Last week we discussed recent Fed mischief: the "big four" televised gathering along with the "secret" meetings, along with Yellen "filling in" President Obama about what's going on with the U.S. economy - all within the space of a few days. Our assessment that this spelled "trouble" stands, but first let's clarify something.

If trouble's brewing, and the Fed's now swinging into crisis mode, you have to seriously consider the possibility of the Fed taking some dramatic action. Like what? Well, we've seen the Japanese central bank buying ETFs in their stock market. Maybe that's on tap here. After all, no matter what you hear from the Fed or certain Wall Street economists about the economy being in good shape and getting better,you have to wonder what they're talking about as earnings continue to disappoint. Yes, disappoint, despite all the talk of "beating estimates." Earnings, measured correctly, that is, compared to the previous year's quarter, have been down four quarters in a row. What you hear about earnings "beating estimates" amounts to this: Wall Street sets the bar low, low enough to assure results will exceed estimates. There's nothing positive about that. It's just gaming the system.

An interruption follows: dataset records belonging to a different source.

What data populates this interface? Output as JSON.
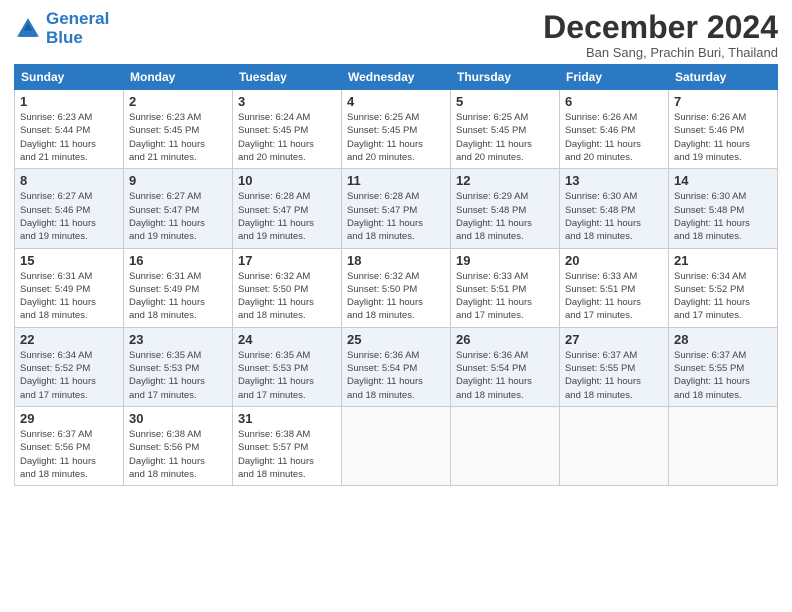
{
  "logo": {
    "line1": "General",
    "line2": "Blue"
  },
  "title": "December 2024",
  "location": "Ban Sang, Prachin Buri, Thailand",
  "days_of_week": [
    "Sunday",
    "Monday",
    "Tuesday",
    "Wednesday",
    "Thursday",
    "Friday",
    "Saturday"
  ],
  "weeks": [
    [
      {
        "day": "1",
        "info": "Sunrise: 6:23 AM\nSunset: 5:44 PM\nDaylight: 11 hours\nand 21 minutes."
      },
      {
        "day": "2",
        "info": "Sunrise: 6:23 AM\nSunset: 5:45 PM\nDaylight: 11 hours\nand 21 minutes."
      },
      {
        "day": "3",
        "info": "Sunrise: 6:24 AM\nSunset: 5:45 PM\nDaylight: 11 hours\nand 20 minutes."
      },
      {
        "day": "4",
        "info": "Sunrise: 6:25 AM\nSunset: 5:45 PM\nDaylight: 11 hours\nand 20 minutes."
      },
      {
        "day": "5",
        "info": "Sunrise: 6:25 AM\nSunset: 5:45 PM\nDaylight: 11 hours\nand 20 minutes."
      },
      {
        "day": "6",
        "info": "Sunrise: 6:26 AM\nSunset: 5:46 PM\nDaylight: 11 hours\nand 20 minutes."
      },
      {
        "day": "7",
        "info": "Sunrise: 6:26 AM\nSunset: 5:46 PM\nDaylight: 11 hours\nand 19 minutes."
      }
    ],
    [
      {
        "day": "8",
        "info": "Sunrise: 6:27 AM\nSunset: 5:46 PM\nDaylight: 11 hours\nand 19 minutes."
      },
      {
        "day": "9",
        "info": "Sunrise: 6:27 AM\nSunset: 5:47 PM\nDaylight: 11 hours\nand 19 minutes."
      },
      {
        "day": "10",
        "info": "Sunrise: 6:28 AM\nSunset: 5:47 PM\nDaylight: 11 hours\nand 19 minutes."
      },
      {
        "day": "11",
        "info": "Sunrise: 6:28 AM\nSunset: 5:47 PM\nDaylight: 11 hours\nand 18 minutes."
      },
      {
        "day": "12",
        "info": "Sunrise: 6:29 AM\nSunset: 5:48 PM\nDaylight: 11 hours\nand 18 minutes."
      },
      {
        "day": "13",
        "info": "Sunrise: 6:30 AM\nSunset: 5:48 PM\nDaylight: 11 hours\nand 18 minutes."
      },
      {
        "day": "14",
        "info": "Sunrise: 6:30 AM\nSunset: 5:48 PM\nDaylight: 11 hours\nand 18 minutes."
      }
    ],
    [
      {
        "day": "15",
        "info": "Sunrise: 6:31 AM\nSunset: 5:49 PM\nDaylight: 11 hours\nand 18 minutes."
      },
      {
        "day": "16",
        "info": "Sunrise: 6:31 AM\nSunset: 5:49 PM\nDaylight: 11 hours\nand 18 minutes."
      },
      {
        "day": "17",
        "info": "Sunrise: 6:32 AM\nSunset: 5:50 PM\nDaylight: 11 hours\nand 18 minutes."
      },
      {
        "day": "18",
        "info": "Sunrise: 6:32 AM\nSunset: 5:50 PM\nDaylight: 11 hours\nand 18 minutes."
      },
      {
        "day": "19",
        "info": "Sunrise: 6:33 AM\nSunset: 5:51 PM\nDaylight: 11 hours\nand 17 minutes."
      },
      {
        "day": "20",
        "info": "Sunrise: 6:33 AM\nSunset: 5:51 PM\nDaylight: 11 hours\nand 17 minutes."
      },
      {
        "day": "21",
        "info": "Sunrise: 6:34 AM\nSunset: 5:52 PM\nDaylight: 11 hours\nand 17 minutes."
      }
    ],
    [
      {
        "day": "22",
        "info": "Sunrise: 6:34 AM\nSunset: 5:52 PM\nDaylight: 11 hours\nand 17 minutes."
      },
      {
        "day": "23",
        "info": "Sunrise: 6:35 AM\nSunset: 5:53 PM\nDaylight: 11 hours\nand 17 minutes."
      },
      {
        "day": "24",
        "info": "Sunrise: 6:35 AM\nSunset: 5:53 PM\nDaylight: 11 hours\nand 17 minutes."
      },
      {
        "day": "25",
        "info": "Sunrise: 6:36 AM\nSunset: 5:54 PM\nDaylight: 11 hours\nand 18 minutes."
      },
      {
        "day": "26",
        "info": "Sunrise: 6:36 AM\nSunset: 5:54 PM\nDaylight: 11 hours\nand 18 minutes."
      },
      {
        "day": "27",
        "info": "Sunrise: 6:37 AM\nSunset: 5:55 PM\nDaylight: 11 hours\nand 18 minutes."
      },
      {
        "day": "28",
        "info": "Sunrise: 6:37 AM\nSunset: 5:55 PM\nDaylight: 11 hours\nand 18 minutes."
      }
    ],
    [
      {
        "day": "29",
        "info": "Sunrise: 6:37 AM\nSunset: 5:56 PM\nDaylight: 11 hours\nand 18 minutes."
      },
      {
        "day": "30",
        "info": "Sunrise: 6:38 AM\nSunset: 5:56 PM\nDaylight: 11 hours\nand 18 minutes."
      },
      {
        "day": "31",
        "info": "Sunrise: 6:38 AM\nSunset: 5:57 PM\nDaylight: 11 hours\nand 18 minutes."
      },
      {
        "day": "",
        "info": ""
      },
      {
        "day": "",
        "info": ""
      },
      {
        "day": "",
        "info": ""
      },
      {
        "day": "",
        "info": ""
      }
    ]
  ]
}
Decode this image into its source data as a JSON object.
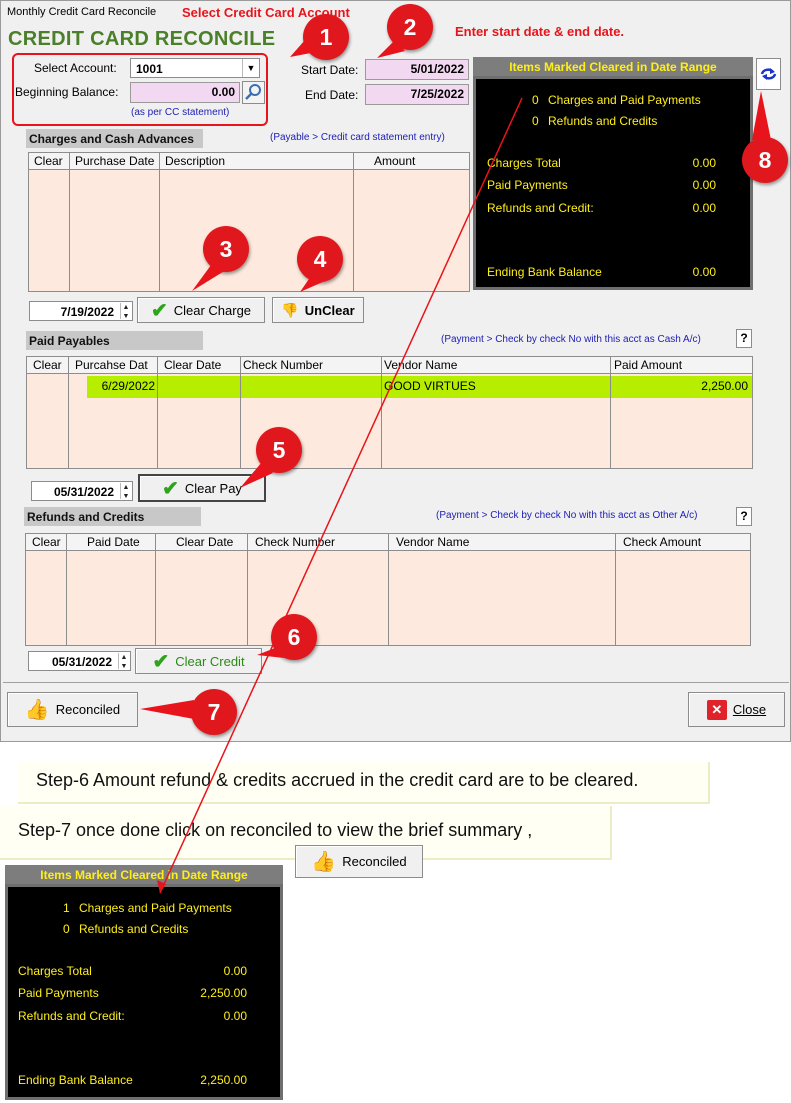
{
  "window": {
    "title": "Monthly Credit Card Reconcile",
    "heading": "CREDIT CARD RECONCILE"
  },
  "annotations": {
    "select_account": "Select Credit Card Account",
    "enter_dates": "Enter start date & end date.",
    "steps": [
      "1",
      "2",
      "3",
      "4",
      "5",
      "6",
      "7",
      "8"
    ]
  },
  "account": {
    "select_label": "Select Account:",
    "select_value": "1001",
    "beginning_label": "Beginning Balance:",
    "beginning_value": "0.00",
    "note": "(as per CC statement)"
  },
  "dates": {
    "start_label": "Start Date:",
    "start_value": "5/01/2022",
    "end_label": "End Date:",
    "end_value": "7/25/2022"
  },
  "charges": {
    "title": "Charges and Cash Advances",
    "hint": "(Payable > Credit card statement entry)",
    "columns": [
      "Clear",
      "Purchase Date",
      "Description",
      "Amount"
    ],
    "date": "7/19/2022",
    "clear_button": "Clear Charge",
    "unclear_button": "UnClear"
  },
  "paid": {
    "title": "Paid Payables",
    "hint": "(Payment > Check by check No with this acct as Cash A/c)",
    "help": "?",
    "columns": [
      "Clear",
      "Purcahse Dat",
      "Clear Date",
      "Check Number",
      "Vendor Name",
      "Paid Amount"
    ],
    "rows": [
      {
        "date": "6/29/2022",
        "vendor": "GOOD VIRTUES",
        "amount": "2,250.00"
      }
    ],
    "date": "05/31/2022",
    "clear_button": "Clear Pay"
  },
  "refunds": {
    "title": "Refunds and Credits",
    "hint": "(Payment > Check by check No with this acct as Other A/c)",
    "help": "?",
    "columns": [
      "Clear",
      "Paid Date",
      "Clear Date",
      "Check Number",
      "Vendor Name",
      "Check Amount"
    ],
    "date": "05/31/2022",
    "clear_button": "Clear Credit"
  },
  "summary": {
    "title": "Items Marked Cleared in Date Range",
    "count_charges": "0",
    "count_charges_label": "Charges and Paid Payments",
    "count_refunds": "0",
    "count_refunds_label": "Refunds and Credits",
    "charges_total_label": "Charges Total",
    "charges_total": "0.00",
    "paid_label": "Paid Payments",
    "paid": "0.00",
    "refunds_label": "Refunds and Credit:",
    "refunds": "0.00",
    "ending_label": "Ending Bank Balance",
    "ending": "0.00"
  },
  "footer": {
    "reconciled_button": "Reconciled",
    "close_button": "Close"
  },
  "notes": {
    "step6": "Step-6 Amount refund & credits accrued in the credit card are to be cleared.",
    "step7": "Step-7  once done click on reconciled to view the brief summary ,"
  },
  "summary_after": {
    "title": "Items Marked Cleared in Date Range",
    "count_charges": "1",
    "count_charges_label": "Charges and Paid Payments",
    "count_refunds": "0",
    "count_refunds_label": "Refunds and Credits",
    "charges_total_label": "Charges Total",
    "charges_total": "0.00",
    "paid_label": "Paid Payments",
    "paid": "2,250.00",
    "refunds_label": "Refunds and Credit:",
    "refunds": "0.00",
    "ending_label": "Ending Bank Balance",
    "ending": "2,250.00"
  },
  "colors": {
    "heading": "#4b7f2a",
    "field_bg": "#f3d8f1",
    "grid_bg": "#fde9dd",
    "selected_row": "#b7ee00",
    "panel_text": "#ffef19",
    "annotation_red": "#e8141b"
  }
}
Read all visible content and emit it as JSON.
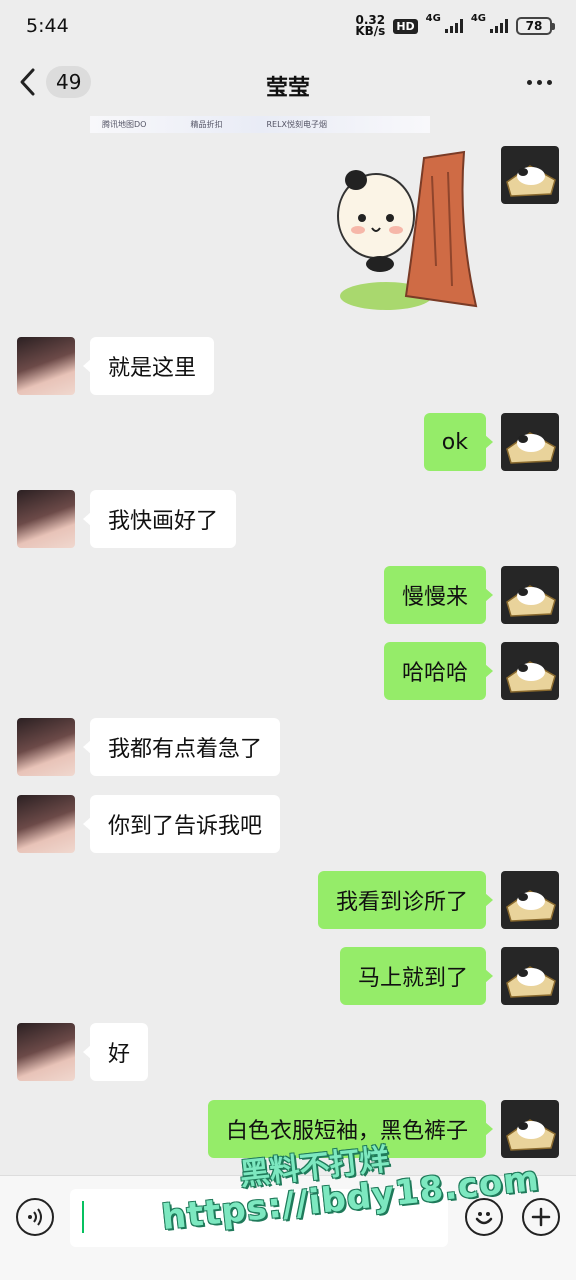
{
  "status_bar": {
    "time": "5:44",
    "speed_value": "0.32",
    "speed_unit": "KB/s",
    "hd_badge": "HD",
    "net1": "4G",
    "net2": "4G",
    "battery": "78"
  },
  "header": {
    "title": "莹莹",
    "unread_count": "49"
  },
  "artifact_strip": {
    "items": [
      "腾讯地图DO",
      "精品折扣",
      "RELX悦刻电子烟"
    ]
  },
  "messages": [
    {
      "side": "right",
      "type": "sticker",
      "sticker_name": "panda-behind-tree-sticker"
    },
    {
      "side": "left",
      "text": "就是这里"
    },
    {
      "side": "right",
      "text": "ok"
    },
    {
      "side": "left",
      "text": "我快画好了"
    },
    {
      "side": "right",
      "text": "慢慢来"
    },
    {
      "side": "right",
      "text": "哈哈哈"
    },
    {
      "side": "left",
      "text": "我都有点着急了"
    },
    {
      "side": "left",
      "text": "你到了告诉我吧"
    },
    {
      "side": "right",
      "text": "我看到诊所了"
    },
    {
      "side": "right",
      "text": "马上就到了"
    },
    {
      "side": "left",
      "text": "好"
    },
    {
      "side": "right",
      "text": "白色衣服短袖，黑色裤子"
    }
  ],
  "input_bar": {
    "voice_icon": "voice-icon",
    "emoji_icon": "emoji-icon",
    "plus_icon": "plus-icon",
    "input_value": ""
  },
  "watermark": {
    "line1": "黑料不打烊",
    "line2": "https://ibdy18.com"
  },
  "colors": {
    "background": "#ededed",
    "my_bubble": "#95ec69",
    "their_bubble": "#ffffff",
    "caret": "#07c160"
  }
}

Combine this with the chart we posted last time and it's ridiculous to be talking about an economy on the move. Now add to this the deteriorating state of mergers and acquisitions, and a clearer picture emerges. One of the indicators of trouble brewing in the stock market happens to be the level of M&A activity. Put simply, mergers and acquisitions rise in good markets and they fall in bad. That's exactly what this chart demonstrates. You can see how M&A activity has plummeted. Can stocks be far behind?




We've already seen a significant drop in IPOs - Initial Public Offerings of stock by companies looking to go public. That's one in the bag. Now this.

Oh, and let's not overlook the "news" that not just Wells Fargo, but other big banks now admit to facing increased exposure to the problems of energy companies suffering from low oil prices. They've not only loaned money to energy companies who will be hard pressed to meet interest payment deadlines, but they've also extended lines of credit to these same companies that, in many cases, the banks are contractually obligated to lend - even if it's clear the company won't ever be able to pay back the loan. Remember that for months the story was these banks didn't have significant exposure here. Somehow all those loans outstanding could and would be paid back. Now it seems that "somehow" was more a hope and a wish than a realistic assessment.

At this point, we may wonder, "What's next?". Perhaps this week will provide some clues.